Faith & Fate - The Story of the Jewish People In the Twentieth Century
by Rabbi Berel Wein
Reviewed by Zishe Rich
The Jerusalem Post
January 7, 2001
Berel Wein has written a popular history with a welcome twist - a narrative that includes events, issues and personalities of particular interest to traditional and Orthodox Jews.
This does not mean the book is a history of Orthodox Jewry. Indeed, Wein presents Jewish history in the context of world events. But he then adds information about the Orthodox community - the kind that is generally ignored by secular historians. For example, I was delighted by a 12-page section that describes the leading European yeshivot, including Mir, Slobodka and Ponovezh during the decade of the 1920s.
I must confess that during my school years, history was not a favorite subject. Too often, it was presented as dry, boring and lacking in Jewish relevance. Then I came upon audio tapes of lectures by a Monsey rabbi. I found the lectures captivating. Here was history brought alive.
The rabbi was Berel Wein. While he is - appropriately - more circumspect in the book than in his lectures, Wein adheres to the overall historical approach that those familiar with his lectures will appreciate. There are elements in Wein's historical approach that make this work unique. The history is of my own people - emphasizing traditional Orthodox Judaism. Wein includes anecdotes about personalities who shaped history, thus bringing drama to the unfolding events.
Moreover, he sheds light on now-forgotten theological and pedagogical issues such as a debate over the new analytic methods of Rabbi Chaim of Brisk. Says Wein: "Rabbi Chaim's way analyzed, dissected and categorized" the Talmud in a detailed and intensive fashion.
Many readers of Faith & Fate will find some of the material familiar - the miserable conditions of Jewish immigrants to America at the beginning of the 20th century, for instance. But the author takes the familiar and transforms it with vivid description. We feel the misery of life in a Lower East Side tenement; the indignity of sharing a hallway toilet with a stranger.
When the author described pogroms in Europe, my first reaction was to read quickly in order to distance myself from the pain and suffering of the victims. This became difficult because of a footnote naming the victims of a particular pogrom: the author's uncle, aunt and their children.
Two themes are central to the book: divisions within the Jewish world and external persecution and attack. To Wein, the religious, social and political disagreements between Jews today are merely a continuation of the conflicts that existed in 1900. The locale has moved from Europe to Israel, but the ideological schisms are the same.

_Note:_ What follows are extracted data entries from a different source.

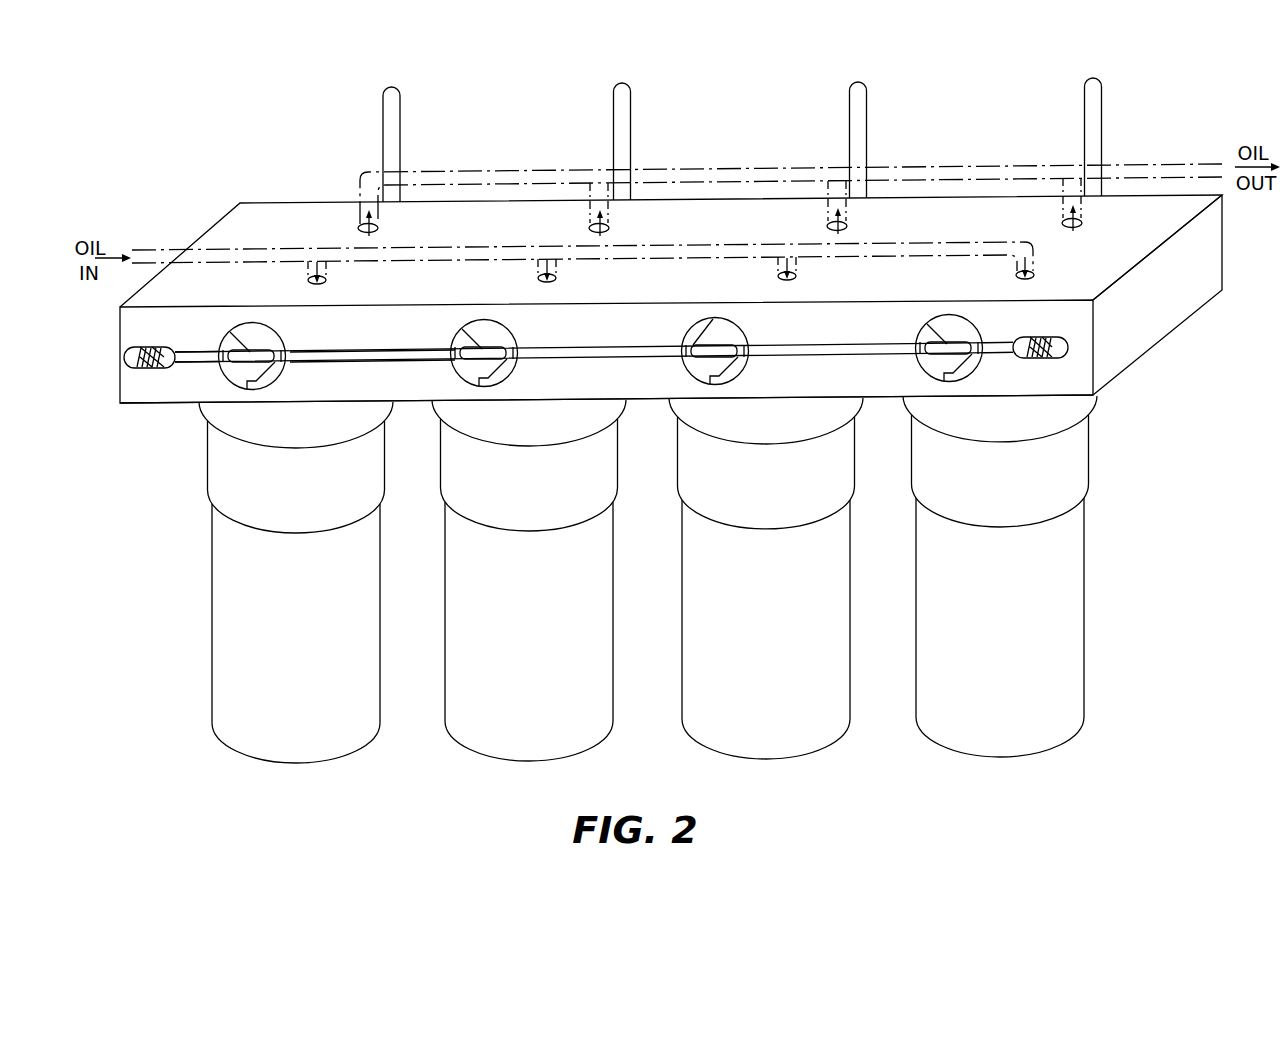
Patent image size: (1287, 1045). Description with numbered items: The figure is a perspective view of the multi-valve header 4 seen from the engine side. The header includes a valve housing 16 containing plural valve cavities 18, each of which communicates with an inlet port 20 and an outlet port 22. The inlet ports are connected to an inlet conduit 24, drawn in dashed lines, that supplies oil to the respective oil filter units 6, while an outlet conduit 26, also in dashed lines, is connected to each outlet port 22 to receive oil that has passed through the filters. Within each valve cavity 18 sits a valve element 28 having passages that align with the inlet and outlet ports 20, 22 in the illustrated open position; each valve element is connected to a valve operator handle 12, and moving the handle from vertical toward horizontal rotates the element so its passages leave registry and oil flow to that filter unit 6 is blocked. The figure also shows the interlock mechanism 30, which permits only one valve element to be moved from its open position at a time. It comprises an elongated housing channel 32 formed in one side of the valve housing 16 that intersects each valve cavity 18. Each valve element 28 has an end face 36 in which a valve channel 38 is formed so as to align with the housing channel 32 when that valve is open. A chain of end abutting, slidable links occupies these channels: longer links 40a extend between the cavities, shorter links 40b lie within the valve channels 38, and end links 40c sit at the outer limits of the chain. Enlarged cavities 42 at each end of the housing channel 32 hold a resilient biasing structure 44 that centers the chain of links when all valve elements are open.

The multi-valve header 4 is at (1190, 195).
The oil filter unit 6 is at (287, 651).
The valve operator handle 12 is at (400, 107).
The valve housing 16 is at (1187, 295).
The valve cavity 18 is at (287, 351).
The inlet port 20 is at (326, 280).
The outlet port 22 is at (378, 228).
The inlet conduit 24 is at (172, 248).
The outlet conduit 26 is at (975, 160).
The valve element 28 is at (271, 330).
The interlock mechanism 30 is at (1057, 370).
The elongated housing channel 32 is at (323, 351).
The end face 36 is at (238, 378).
The valve channel 38 is at (229, 348).
The longer link 40a is at (346, 362).
The shorter link 40b is at (249, 352).
The end link 40c is at (196, 363).
The cavity 42 is at (148, 346).
The resilient biasing structure 44 is at (152, 368).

The book is enhanced by many pictures that bring the story to life: A 1977 photo of prime minister Menachem Begin visiting the home of Torah-great Rabbi Moshe Feinstein, and a 1941 group photo of the students of Yeshiva Chofetz Chaim in Baltimore with the rosh yeshiva.

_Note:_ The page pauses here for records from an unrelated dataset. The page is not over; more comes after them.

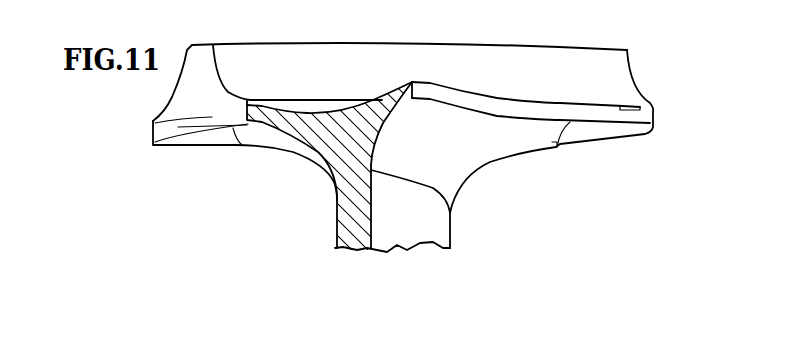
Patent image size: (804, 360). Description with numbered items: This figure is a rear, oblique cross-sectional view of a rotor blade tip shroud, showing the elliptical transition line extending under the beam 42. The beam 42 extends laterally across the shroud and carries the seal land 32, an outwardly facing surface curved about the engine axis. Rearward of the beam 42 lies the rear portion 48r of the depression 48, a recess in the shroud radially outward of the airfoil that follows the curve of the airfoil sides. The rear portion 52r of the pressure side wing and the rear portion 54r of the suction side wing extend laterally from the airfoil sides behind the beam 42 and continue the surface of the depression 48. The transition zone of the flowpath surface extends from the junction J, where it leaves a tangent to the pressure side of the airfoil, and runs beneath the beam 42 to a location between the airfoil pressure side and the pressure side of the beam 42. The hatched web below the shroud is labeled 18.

The seal land 32 is at (330, 42).
The beam 42 is at (153, 121).
The depression 48 is at (317, 110).
The rear portion of the depression 48r is at (347, 112).
The rear portion of the suction side wing 54r is at (395, 102).
The rear portion of the pressure side wing 52r is at (250, 120).
The junction J is at (410, 178).
The hub / disc web 18 is at (322, 252).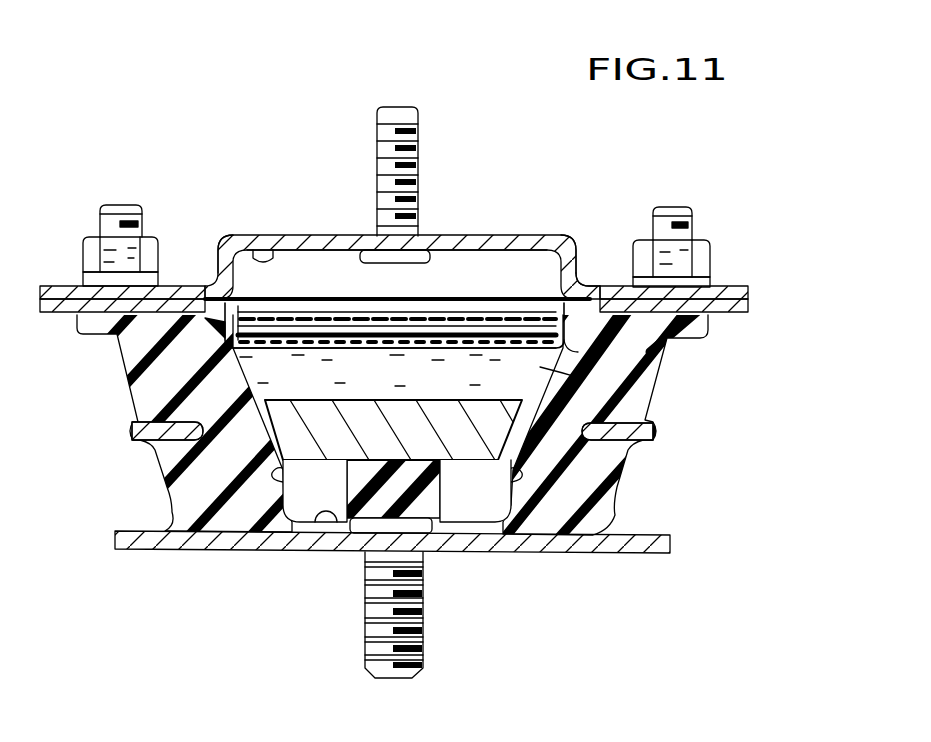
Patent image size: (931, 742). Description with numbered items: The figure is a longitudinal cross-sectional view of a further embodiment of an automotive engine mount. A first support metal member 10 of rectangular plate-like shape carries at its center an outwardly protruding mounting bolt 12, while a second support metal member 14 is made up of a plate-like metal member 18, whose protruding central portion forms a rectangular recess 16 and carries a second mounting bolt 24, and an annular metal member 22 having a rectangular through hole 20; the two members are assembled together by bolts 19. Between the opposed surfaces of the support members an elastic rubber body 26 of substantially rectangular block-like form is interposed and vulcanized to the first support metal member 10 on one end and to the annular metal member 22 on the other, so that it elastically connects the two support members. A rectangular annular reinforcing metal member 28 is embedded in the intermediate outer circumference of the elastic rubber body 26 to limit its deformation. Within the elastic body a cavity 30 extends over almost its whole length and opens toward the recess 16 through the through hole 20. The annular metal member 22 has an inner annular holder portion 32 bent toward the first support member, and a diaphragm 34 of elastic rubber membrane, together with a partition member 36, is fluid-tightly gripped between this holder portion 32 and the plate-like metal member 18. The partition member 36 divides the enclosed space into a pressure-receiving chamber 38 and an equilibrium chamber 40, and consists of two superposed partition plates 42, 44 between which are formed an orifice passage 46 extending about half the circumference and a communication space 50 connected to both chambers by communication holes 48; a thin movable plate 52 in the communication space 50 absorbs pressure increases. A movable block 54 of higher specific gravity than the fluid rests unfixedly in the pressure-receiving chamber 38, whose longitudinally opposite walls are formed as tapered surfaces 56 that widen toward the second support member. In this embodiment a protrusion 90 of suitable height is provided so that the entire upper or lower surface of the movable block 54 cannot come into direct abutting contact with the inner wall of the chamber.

The first support metal member 10 is at (465, 575).
The mounting bolt 12 is at (374, 645).
The second support metal member 14 is at (547, 212).
The rectangular recess 16 is at (250, 296).
The plate-like metal member 18 is at (479, 240).
The bolts 19 is at (88, 211).
The rectangular through hole 20 is at (258, 358).
The annular metal member 22 is at (724, 312).
The mounting bolt 24 is at (376, 123).
The elastic rubber body 26 is at (642, 456).
The rectangular annular reinforcing metal member 28 is at (134, 430).
The cavity 30 is at (341, 534).
The annular holder portion 32 is at (578, 352).
The diaphragm 34 is at (321, 296).
The partition member 36 is at (515, 372).
The pressure-receiving chamber 38 is at (303, 502).
The equilibrium chamber 40 is at (240, 250).
The partition plate 42 is at (557, 243).
The partition plate 44 is at (540, 367).
The orifice passage 46 is at (570, 264).
The communication holes 48 is at (277, 303).
The communication space 50 is at (362, 297).
The movable plate 52 is at (394, 373).
The movable block 54 is at (283, 423).
The tapered surfaces 56 is at (272, 477).
The protrusion 90 is at (475, 527).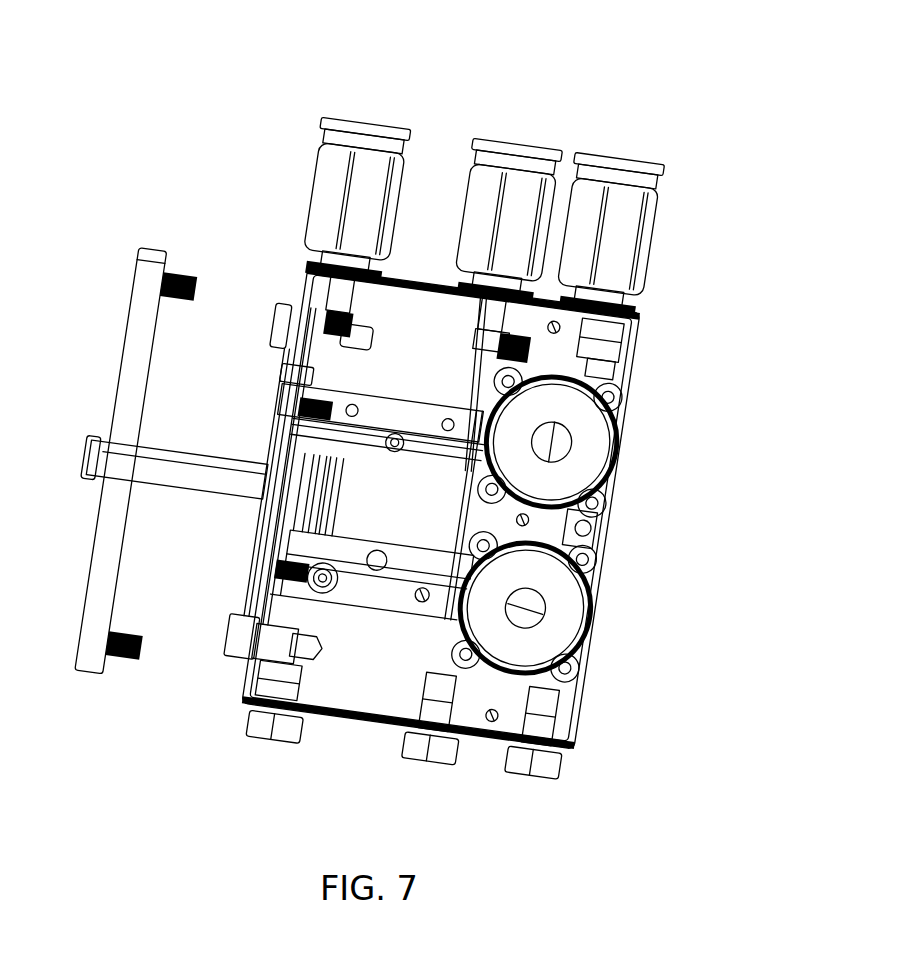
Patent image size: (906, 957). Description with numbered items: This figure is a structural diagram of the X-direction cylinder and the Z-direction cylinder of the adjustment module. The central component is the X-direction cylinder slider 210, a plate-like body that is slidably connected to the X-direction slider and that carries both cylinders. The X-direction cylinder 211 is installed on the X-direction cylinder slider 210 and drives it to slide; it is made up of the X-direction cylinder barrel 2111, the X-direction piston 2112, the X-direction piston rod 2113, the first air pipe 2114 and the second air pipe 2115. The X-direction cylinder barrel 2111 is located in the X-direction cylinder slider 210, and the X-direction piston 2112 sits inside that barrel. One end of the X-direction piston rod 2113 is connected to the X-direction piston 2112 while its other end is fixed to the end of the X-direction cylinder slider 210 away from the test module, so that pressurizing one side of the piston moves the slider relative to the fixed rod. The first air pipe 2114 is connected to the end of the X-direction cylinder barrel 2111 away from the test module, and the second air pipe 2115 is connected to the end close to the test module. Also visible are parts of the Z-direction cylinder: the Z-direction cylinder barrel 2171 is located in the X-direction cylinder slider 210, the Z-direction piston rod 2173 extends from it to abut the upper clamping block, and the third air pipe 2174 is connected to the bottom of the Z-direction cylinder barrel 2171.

Faith & Fate has at least one glaring omission. The book does not devote sufficient space to the problem of assimilation in the Diaspora. Wein does describe emigration from Israel, giving estimates that range from 250,000 to 750,000 Jews. The number of Jews lost to assimilation - which must be much greater - is ignored.
While the bulk of the material appears to come from secondary sources, this is nevertheless an original work, in the sense that it presents secular history in harmony with a "Torah perspective" of world events. It is the only book I know of on Jewish history that calls special attention to the great rabbis and Torah scholars of the past century, and it does so in a lively and engaging manner.